My daughter located me this one today , always on her phone but guess it paid off this time ! Original bike down to the tires


----------



## bficklin (Sep 8, 2019)

Very Nice [emoji106].


Sent from my iPhone using Tapatalk


----------



## mrg (Sep 9, 2019)

Should clean up nice, but all the 68's Deluxe's I've had still had the earlier guard & sprocket?, 69 model maybe?, what month?


----------



## schwinnguyinohio (Sep 10, 2019)

Yes , end of the year (dec)stamped frame with 69 parts


----------



## mrg (Sep 10, 2019)

Ya, my Nov. 67 Violet Deluxe came with a 68 Deluxe silver strip seat that some say is wrong but I think is correct.


----------



## Landarts (Sep 10, 2019)

Nice score, always liked that color.  Should shine up real nice!


----------



## schwinnguyinohio (Sep 17, 2019)

Clean up in work


----------



## schwinnguyinohio (Sep 20, 2019)

After a little clean up , I did swap the Schwinn white walls over to a more deserving bike


----------



## bficklin (Sep 20, 2019)

I like the white walls [emoji853][emoji853][emoji853].

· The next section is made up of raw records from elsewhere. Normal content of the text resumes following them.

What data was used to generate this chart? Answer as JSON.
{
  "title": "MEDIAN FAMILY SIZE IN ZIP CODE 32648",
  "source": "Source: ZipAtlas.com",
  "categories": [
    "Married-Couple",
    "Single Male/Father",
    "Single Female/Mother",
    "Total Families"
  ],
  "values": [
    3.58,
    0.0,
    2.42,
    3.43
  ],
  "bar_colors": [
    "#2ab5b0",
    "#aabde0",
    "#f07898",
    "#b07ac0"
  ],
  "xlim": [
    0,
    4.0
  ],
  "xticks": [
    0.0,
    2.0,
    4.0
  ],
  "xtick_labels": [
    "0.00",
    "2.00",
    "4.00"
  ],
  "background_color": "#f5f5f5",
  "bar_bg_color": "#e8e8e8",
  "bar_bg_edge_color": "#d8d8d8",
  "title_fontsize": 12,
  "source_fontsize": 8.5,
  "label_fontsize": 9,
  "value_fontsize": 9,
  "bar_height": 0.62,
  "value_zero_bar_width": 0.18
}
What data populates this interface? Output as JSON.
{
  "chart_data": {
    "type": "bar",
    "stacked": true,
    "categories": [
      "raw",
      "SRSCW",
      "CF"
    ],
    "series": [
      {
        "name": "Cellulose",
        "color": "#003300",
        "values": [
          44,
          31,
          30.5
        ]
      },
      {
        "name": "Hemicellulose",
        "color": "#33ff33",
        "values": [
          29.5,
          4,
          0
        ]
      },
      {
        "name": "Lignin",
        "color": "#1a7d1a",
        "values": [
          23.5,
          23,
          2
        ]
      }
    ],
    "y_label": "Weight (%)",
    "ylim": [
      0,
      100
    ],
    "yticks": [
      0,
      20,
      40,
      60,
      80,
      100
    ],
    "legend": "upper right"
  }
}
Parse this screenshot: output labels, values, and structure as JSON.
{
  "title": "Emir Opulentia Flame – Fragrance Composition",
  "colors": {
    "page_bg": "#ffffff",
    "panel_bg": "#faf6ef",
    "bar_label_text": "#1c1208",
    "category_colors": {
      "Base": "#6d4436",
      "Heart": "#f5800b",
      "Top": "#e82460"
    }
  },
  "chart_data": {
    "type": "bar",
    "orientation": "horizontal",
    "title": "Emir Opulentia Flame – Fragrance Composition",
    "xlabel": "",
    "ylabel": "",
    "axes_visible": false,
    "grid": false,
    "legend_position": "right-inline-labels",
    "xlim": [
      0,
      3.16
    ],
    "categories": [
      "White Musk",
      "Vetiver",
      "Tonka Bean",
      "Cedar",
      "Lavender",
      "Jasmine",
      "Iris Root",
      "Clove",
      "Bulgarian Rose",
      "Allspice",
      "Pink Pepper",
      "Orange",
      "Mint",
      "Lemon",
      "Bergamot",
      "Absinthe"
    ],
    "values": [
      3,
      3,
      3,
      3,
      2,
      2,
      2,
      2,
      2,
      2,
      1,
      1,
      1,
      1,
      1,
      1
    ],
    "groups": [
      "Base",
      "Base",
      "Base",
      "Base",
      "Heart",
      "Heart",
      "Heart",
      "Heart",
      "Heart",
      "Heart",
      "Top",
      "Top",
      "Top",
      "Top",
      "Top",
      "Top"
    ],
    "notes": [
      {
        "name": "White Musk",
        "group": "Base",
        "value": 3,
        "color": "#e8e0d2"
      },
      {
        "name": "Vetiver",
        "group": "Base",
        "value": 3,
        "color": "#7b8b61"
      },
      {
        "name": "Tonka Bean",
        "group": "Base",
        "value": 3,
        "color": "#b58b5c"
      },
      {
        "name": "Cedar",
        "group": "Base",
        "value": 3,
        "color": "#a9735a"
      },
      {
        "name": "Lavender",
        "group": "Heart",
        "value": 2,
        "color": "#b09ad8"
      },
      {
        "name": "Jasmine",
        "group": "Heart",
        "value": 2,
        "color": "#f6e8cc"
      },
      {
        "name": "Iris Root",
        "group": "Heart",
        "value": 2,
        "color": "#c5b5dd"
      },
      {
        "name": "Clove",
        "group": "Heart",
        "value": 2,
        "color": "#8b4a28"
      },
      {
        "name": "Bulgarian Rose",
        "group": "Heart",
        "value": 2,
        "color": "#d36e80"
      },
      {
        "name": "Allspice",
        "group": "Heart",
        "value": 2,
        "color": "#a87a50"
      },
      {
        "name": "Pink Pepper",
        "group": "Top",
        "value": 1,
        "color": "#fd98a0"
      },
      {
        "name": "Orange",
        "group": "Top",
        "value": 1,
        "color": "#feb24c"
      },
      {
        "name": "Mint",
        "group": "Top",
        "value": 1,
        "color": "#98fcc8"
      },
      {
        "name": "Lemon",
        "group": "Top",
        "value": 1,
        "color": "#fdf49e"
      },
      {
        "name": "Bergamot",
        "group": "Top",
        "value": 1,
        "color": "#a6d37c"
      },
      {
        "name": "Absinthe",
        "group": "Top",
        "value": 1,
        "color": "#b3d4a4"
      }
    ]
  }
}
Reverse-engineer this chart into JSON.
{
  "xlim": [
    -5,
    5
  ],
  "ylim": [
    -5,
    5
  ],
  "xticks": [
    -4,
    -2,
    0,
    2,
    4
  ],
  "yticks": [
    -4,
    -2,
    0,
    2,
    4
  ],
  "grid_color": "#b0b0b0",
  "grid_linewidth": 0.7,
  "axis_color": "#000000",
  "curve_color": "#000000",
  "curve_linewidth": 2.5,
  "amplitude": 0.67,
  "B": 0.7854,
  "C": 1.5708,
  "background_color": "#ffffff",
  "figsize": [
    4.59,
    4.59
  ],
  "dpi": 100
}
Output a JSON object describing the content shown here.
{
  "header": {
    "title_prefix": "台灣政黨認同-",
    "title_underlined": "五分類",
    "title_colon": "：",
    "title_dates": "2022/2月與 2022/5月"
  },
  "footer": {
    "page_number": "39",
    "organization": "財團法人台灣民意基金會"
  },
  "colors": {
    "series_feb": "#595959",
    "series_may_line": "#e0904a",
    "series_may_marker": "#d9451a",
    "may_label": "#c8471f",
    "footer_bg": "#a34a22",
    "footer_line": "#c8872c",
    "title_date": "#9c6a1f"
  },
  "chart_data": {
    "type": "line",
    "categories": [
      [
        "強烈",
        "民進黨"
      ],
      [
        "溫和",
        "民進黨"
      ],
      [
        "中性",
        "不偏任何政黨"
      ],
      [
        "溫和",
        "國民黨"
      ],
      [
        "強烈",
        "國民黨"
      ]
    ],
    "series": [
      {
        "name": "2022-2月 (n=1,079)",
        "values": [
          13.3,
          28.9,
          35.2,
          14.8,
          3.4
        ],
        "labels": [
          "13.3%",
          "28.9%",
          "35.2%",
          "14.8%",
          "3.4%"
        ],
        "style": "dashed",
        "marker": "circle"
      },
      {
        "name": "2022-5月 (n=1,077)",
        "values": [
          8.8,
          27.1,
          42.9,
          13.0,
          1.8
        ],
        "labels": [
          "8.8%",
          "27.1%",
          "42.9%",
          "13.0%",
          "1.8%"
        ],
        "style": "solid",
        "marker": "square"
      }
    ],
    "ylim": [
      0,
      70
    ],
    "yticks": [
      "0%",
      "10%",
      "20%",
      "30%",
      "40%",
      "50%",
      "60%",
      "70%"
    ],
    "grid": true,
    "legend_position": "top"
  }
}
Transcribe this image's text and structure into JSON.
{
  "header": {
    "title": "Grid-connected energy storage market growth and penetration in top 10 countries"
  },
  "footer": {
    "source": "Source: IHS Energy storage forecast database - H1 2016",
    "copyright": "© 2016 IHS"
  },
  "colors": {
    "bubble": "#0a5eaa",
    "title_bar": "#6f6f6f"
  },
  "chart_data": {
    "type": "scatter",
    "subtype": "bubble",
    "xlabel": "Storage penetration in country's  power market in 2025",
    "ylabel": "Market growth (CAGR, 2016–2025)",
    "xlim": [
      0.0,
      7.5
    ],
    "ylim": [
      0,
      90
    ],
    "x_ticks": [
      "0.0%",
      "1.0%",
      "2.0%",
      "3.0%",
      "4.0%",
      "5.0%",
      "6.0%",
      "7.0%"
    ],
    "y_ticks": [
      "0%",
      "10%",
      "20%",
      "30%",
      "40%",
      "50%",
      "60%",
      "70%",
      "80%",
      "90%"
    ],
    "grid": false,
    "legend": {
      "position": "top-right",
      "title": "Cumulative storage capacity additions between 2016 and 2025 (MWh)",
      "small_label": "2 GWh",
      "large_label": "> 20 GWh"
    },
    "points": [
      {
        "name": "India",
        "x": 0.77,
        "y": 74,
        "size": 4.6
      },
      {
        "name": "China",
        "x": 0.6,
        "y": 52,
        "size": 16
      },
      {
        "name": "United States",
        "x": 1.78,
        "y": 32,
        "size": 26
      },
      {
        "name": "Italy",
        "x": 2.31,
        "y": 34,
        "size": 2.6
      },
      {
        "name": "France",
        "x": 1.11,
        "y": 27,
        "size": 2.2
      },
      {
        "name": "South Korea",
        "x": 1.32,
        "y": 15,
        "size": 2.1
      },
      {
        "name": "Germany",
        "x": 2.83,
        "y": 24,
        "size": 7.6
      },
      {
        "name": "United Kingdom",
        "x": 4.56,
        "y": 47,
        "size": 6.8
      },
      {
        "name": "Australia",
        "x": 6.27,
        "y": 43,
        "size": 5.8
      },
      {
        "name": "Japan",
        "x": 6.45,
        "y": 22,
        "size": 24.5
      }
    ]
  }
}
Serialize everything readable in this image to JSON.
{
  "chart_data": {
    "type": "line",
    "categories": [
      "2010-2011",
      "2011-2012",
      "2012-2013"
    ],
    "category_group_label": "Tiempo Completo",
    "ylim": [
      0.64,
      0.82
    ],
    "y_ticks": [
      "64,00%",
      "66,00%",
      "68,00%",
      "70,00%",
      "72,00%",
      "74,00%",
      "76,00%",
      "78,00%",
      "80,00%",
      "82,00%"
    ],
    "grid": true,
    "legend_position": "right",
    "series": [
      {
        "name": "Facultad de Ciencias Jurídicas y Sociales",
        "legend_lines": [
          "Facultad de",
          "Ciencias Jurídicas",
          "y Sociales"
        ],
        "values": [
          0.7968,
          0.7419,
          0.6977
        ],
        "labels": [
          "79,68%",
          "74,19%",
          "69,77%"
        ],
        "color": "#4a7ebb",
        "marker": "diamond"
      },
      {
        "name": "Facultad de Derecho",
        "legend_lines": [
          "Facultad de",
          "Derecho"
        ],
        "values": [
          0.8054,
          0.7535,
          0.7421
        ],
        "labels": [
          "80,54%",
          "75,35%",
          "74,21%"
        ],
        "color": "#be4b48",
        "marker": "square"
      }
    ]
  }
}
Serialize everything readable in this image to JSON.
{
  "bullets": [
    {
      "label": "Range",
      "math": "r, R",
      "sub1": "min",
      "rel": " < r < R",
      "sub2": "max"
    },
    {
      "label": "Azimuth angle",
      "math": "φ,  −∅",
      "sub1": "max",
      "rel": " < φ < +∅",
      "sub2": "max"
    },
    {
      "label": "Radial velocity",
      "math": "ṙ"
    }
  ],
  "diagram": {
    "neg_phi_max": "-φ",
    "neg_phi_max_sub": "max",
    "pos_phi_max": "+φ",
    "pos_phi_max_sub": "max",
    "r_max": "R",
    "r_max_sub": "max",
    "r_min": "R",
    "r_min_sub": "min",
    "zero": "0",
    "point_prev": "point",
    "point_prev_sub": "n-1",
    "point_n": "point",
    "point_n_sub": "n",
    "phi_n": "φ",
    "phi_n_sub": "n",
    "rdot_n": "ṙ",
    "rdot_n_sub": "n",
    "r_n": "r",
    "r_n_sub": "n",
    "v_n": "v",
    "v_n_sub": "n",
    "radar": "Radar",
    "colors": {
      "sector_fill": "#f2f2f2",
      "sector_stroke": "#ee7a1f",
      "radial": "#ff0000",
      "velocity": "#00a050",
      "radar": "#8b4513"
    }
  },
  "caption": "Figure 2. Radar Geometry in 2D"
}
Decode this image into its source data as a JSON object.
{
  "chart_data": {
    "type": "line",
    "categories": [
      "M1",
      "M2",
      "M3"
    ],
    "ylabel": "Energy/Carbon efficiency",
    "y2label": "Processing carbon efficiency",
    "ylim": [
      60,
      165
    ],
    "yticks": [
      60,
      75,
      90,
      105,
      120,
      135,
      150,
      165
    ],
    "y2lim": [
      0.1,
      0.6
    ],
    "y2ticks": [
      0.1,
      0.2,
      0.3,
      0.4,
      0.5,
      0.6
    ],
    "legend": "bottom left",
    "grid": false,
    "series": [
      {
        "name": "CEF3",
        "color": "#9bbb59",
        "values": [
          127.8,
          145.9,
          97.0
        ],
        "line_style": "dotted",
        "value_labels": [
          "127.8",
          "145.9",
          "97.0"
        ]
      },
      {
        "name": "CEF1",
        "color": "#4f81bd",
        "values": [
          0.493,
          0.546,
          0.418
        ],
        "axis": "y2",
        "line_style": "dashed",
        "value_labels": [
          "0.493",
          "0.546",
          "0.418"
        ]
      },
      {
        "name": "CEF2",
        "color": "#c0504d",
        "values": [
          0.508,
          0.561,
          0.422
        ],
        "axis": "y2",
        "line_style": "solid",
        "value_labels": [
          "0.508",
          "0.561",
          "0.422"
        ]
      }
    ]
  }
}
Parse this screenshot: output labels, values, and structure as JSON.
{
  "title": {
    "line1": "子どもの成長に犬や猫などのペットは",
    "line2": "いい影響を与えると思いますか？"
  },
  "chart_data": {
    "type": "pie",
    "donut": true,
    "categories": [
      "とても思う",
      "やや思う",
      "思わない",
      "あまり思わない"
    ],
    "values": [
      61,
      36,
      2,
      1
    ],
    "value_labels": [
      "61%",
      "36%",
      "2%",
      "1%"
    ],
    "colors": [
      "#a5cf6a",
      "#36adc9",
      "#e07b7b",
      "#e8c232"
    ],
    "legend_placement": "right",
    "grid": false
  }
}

Sent from my iPhone using Tapatalk


----------



## schwinnguyinohio (Sep 20, 2019)

Yea I put them on one with better paint and has kickback


----------



## spitshineschwinn (Sep 20, 2019)

Great job on the clean up. The Stingrays with the 46 tooth mag sprocket and slightly longer cranks are the only models that can be ridden by a grown man, IMO. Even then you have to still have somewhat of a youthful hiney to make it work. Come to think of it, I guess that's true of a lot of Schwinn bikes!


----------



## bficklin (Sep 20, 2019)

Nice [emoji106] 


Sent from my iPhone using Tapatalk


----------



## Goldenrod (Sep 20, 2019)

It found the right home.


----------